Le deuxième objectif consiste à mettre en œuvre un état de préparation planifié au niveau de l'Armée de terre. Dans le passé, nous nous sommes efforcés de maintenir toutes les unités dans un état de préparation uniformément élevé. Il a été plus difficile de le faire lorsque le rythme des opérations s'est accéléré. Il en est résulté une incapacité à atteindre des normes collectives adéquates en matière de combat et une tension inacceptable pour nos gens, car on leur impose de passer d'une mission hautement prioritaire à une autre. L'expérience nous a permis de mieux gérer la charge de travail, mais l'Armée de terre demeure en rupture d'équilibre.

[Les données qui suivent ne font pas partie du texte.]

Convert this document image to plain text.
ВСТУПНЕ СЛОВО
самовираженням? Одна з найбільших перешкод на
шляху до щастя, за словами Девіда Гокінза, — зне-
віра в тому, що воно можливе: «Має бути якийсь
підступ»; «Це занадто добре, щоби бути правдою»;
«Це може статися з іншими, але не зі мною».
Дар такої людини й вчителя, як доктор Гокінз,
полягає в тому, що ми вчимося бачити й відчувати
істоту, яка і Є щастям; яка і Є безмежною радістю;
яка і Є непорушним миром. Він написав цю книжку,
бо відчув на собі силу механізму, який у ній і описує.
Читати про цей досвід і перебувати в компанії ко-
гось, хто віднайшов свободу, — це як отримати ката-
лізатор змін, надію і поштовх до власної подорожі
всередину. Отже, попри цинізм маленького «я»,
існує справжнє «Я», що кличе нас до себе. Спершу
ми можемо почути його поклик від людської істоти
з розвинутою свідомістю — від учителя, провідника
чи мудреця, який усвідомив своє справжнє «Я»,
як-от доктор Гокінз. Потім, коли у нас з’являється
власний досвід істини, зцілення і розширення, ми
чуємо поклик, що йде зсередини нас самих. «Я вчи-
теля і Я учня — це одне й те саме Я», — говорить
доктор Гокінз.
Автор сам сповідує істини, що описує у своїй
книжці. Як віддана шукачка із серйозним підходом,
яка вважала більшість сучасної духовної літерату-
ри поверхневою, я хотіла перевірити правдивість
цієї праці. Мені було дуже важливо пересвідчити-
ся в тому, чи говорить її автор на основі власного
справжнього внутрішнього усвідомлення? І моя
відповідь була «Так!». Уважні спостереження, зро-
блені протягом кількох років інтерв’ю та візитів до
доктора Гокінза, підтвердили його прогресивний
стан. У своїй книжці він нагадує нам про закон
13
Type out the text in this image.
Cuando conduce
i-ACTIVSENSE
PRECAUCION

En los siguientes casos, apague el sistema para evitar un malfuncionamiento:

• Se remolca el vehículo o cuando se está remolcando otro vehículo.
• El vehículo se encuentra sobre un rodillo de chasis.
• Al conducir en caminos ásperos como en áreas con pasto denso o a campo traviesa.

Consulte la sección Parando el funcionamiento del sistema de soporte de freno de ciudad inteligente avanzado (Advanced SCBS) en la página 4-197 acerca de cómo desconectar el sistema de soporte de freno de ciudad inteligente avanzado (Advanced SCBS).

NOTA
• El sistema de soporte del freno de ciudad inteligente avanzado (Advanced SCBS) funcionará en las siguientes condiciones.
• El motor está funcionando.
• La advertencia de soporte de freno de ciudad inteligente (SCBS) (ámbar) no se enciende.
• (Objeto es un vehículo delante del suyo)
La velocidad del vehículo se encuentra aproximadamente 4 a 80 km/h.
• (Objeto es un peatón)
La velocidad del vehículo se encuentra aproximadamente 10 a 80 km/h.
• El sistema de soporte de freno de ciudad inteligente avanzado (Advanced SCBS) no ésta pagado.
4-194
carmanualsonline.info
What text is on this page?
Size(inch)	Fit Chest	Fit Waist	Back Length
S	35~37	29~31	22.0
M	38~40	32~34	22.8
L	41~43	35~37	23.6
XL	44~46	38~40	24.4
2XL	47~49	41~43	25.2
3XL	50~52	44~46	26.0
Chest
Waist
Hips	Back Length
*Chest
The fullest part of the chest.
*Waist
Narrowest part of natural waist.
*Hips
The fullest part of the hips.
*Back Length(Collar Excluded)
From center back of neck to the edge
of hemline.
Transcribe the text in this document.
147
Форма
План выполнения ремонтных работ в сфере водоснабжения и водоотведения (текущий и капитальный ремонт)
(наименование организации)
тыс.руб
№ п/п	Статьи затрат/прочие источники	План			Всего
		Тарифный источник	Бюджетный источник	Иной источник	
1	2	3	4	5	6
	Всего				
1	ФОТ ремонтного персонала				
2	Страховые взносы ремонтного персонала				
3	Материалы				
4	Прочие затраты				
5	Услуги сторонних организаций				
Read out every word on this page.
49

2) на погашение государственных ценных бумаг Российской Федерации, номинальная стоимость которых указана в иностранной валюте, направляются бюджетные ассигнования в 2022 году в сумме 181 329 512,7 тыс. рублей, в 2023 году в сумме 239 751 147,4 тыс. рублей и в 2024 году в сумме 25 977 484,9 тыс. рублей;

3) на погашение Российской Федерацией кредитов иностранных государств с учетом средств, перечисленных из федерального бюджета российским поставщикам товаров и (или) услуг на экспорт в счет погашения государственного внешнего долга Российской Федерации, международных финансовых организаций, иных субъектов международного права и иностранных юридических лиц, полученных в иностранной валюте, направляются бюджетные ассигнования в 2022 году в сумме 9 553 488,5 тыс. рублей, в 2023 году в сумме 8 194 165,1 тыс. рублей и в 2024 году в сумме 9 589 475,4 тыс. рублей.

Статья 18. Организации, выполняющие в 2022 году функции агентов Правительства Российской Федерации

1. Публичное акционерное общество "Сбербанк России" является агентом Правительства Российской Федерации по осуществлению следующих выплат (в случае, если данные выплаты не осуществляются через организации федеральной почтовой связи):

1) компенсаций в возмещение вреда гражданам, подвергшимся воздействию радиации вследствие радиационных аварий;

À l'instar du corps humain, une armée ne peut pas déferler partout à la fois. La mise en œuvre d'une démarche d'état de préparation planifié doit nous permettre d'atteindre les degrés de capacité et de préparation requis, et d'accorder aussi un « temps d'arrêt » aux personnes et aux unités.

À certains égards, l'état de préparation est déjà plus bas que je ne le voudrais, mais sans les avantages potentiels d'une démarche d'état de préparation planifié, ce serait pis encore. En gérant mieux le temps et l'activité de l'Armée de terre, nous faisons en sorte qu'à la longue, l'ensemble des unités et des militaires reçoivent l'instruction pertinente, tout en préservant une qualité de vie raisonnable.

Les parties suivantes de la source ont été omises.